Fala, torcedor!
FALA, TORCEDOR!
Tubarão S/A - Concordo com o leitor Denilson Schefer, quando ele menciona sobre a possibilidade do LEC ser transformado em uma empresa de sociedades por cotas, ou seja, uma S/A. Agora, seus dirigentes também devem inicialmente contratar um profissional, um controller, com finalidade de sanear as finanças, de forma a facilitar a administração posteriormente.

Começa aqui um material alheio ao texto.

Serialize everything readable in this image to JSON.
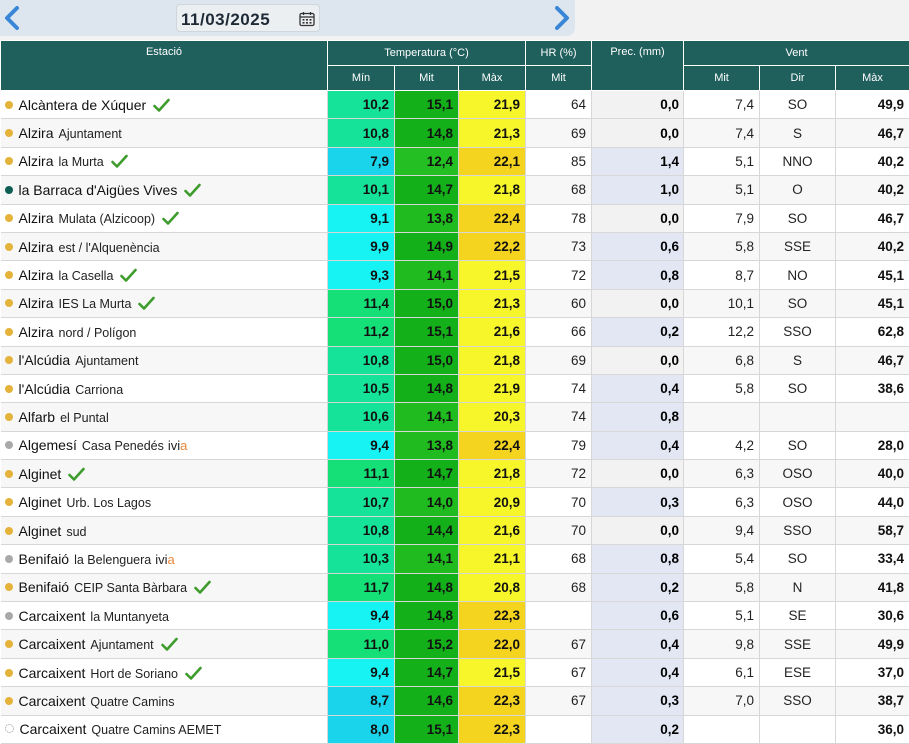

É inadimissível que nenhum empresário da região não deseja obter lucros.
Hunoel Santos Gonçalves - Ibiporã (PR)
Retorno garantido - O que o Londrina precisa é daquele espírito que o incorporou nos anos 70, transformando-o num Tubarão capaz de vencer os Corinthians, Santos e Vascos dentro ou fora de Londrina, um time capaz de tirar todos os amantes do futebol de casa e lotar com 50 mil torcedores o Estádio do Café. Precisamos de pessoas que vejam o Londrina Esporte Clube com potencialidade, não como um clube endividado. Não é possível que empresas venham se estabelecer na cidade e sequer se ofereçam para colaborar com o time local. E as empresas londrinenses, onde estão? Se tivéssemos um time que levasse 50 mil pessoas ao estádio nos dias de jogos, já pensaram no retorno do investimento em propaganda, brindes, adesivos, camisetas etc? Senhores empresários, a palavra é sua.
Celso Arantes de Oliveira - Londrina
Questão de preparo - Sou paranaense de Apucarana e morei em Ivaiporã até os onze anos, quando me mudei para Curitiba e me tornei torcedor do Atlético. Sempre torci para que o Estado do Paraná tivesse um futebol forte perante o País. Nos últimos anos estamos tendo uma projeção nacional maior por termos três times na primeira divisão. Porém, são três times da capital. É muito triste saber que cidades como Londrina ou Maringá não tenham times representativos, pois são duas grandes cidades que merecem ter um futebol a altura. Entendo que os problemas enfrentados pelo Londrina, e também pelo Maringá, é que sua administração tem sido composta de pessoas que possuem uma visão antiga e defasada de administração. O futebol de hoje não permite mais amadorismo e ilusionismo. É necessário muita visão estratégica, muito preparo gerencial/administrativo. A industrialização do Paraná trará muitas oportunidades para se desenvolver isto. Torço para que estas mudanças cheguem nas cabeças que cuidam do futebol do interior do Paraná e que possamos ter novamente grandes jogos envolvendo times da capital e do interior.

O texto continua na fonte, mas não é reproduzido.